De oudedagsreserve (voorheen ook wel fiscale oudedagsreserve of FOR genoemd) is een Nederlandse belastingtechnische voorziening voor personen die ondernemer voor de inkomstenbelasting zijn. Als een ondernemer aan de voorwaarden voldoet mag deze elk jaar belastingheffing over een percentage van de winst (met een maximum) uitstellen. Dit wordt het doteren van het betreffende bedrag genoemd. Het totaal van gedoteerde bedragen wordt de oudedagsreserve genoemd. Dit bedrag wordt dus niet daadwerkelijk gespaard, maar slechts (tijdelijk) buiten de belastingheffing gehouden. Er komt echter een moment waarop de oudedagsreserve weer vrijvalt en er alsnog belasting over moet worden betaald. Dat gebeurt bijvoorbeeld zodra de ondernemer met pensioen gaat, overlijdt of anderszins de onderneming staakt. Als een lijfrente die aan de daarvoor geldende voorwaarden voldoet, wordt gekocht met als koopsom het bedrag van de oudedagsreserve, is de koopsom aftrekbaar, wat de (directe) belastbaarheid teniet doet. Daar staat tegenover dat de lijfrenteuitkeringen belast worden.[1]
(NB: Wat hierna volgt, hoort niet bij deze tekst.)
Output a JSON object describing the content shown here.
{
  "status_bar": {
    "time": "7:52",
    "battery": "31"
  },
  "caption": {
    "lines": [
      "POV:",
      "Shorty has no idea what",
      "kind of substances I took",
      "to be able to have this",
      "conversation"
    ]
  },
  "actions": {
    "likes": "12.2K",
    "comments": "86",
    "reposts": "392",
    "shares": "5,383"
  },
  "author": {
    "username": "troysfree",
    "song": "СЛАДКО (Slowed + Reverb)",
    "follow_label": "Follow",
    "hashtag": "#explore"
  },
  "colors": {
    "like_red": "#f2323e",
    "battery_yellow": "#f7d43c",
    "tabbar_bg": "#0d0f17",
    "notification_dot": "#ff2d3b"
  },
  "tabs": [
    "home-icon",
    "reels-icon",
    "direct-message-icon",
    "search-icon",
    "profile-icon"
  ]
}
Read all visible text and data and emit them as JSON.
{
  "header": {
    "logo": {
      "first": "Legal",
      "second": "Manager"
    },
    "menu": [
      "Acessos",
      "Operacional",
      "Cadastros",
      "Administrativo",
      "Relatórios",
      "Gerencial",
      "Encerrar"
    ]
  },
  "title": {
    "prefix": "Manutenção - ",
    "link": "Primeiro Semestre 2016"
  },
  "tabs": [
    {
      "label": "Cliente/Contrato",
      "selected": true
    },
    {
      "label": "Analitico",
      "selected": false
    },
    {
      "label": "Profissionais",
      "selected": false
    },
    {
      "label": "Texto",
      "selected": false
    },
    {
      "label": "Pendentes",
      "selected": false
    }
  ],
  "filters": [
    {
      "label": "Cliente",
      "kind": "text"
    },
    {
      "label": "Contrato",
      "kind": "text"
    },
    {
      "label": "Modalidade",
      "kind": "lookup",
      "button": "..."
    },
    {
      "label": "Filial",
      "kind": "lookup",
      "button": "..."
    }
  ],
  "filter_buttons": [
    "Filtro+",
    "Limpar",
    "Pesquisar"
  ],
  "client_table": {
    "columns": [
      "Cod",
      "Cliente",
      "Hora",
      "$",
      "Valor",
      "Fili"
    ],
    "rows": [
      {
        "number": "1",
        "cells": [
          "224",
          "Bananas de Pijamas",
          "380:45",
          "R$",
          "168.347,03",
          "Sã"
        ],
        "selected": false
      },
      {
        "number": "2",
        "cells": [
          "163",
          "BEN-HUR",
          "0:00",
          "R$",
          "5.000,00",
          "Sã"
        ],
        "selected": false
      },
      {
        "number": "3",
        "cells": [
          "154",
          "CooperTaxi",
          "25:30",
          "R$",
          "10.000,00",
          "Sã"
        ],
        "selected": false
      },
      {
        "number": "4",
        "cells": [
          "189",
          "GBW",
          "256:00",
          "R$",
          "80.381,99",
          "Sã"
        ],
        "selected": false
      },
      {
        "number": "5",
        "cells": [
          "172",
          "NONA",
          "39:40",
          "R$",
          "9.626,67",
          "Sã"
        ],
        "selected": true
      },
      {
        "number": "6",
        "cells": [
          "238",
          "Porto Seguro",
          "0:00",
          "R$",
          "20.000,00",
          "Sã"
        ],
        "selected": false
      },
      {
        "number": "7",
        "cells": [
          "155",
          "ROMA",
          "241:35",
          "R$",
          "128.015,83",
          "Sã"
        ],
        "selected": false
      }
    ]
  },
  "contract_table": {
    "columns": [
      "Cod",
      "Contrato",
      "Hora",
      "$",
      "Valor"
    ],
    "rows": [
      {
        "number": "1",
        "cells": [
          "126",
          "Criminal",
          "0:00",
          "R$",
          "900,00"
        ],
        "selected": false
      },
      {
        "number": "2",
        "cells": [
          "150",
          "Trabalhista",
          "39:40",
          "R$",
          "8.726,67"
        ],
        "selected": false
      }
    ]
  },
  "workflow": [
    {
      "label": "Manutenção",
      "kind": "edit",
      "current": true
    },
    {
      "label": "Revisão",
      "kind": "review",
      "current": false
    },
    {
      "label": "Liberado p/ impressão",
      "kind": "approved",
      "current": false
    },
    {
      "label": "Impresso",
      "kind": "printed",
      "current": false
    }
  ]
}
Lange tijd kende de FOR de vermogenstoets. Dit hield in dat de reserve niet groter kon zijn dan het Fiscaal vermogen van de ondernemer. Als bijvoorbeeld door verlies het vermogen daalt, kan het zijn dat de FOR ook deels moet worden afgerekend. Dat komt dan op een moment dat niet gelegen is. Met ingang van 2018 is deze toets echter vervallen.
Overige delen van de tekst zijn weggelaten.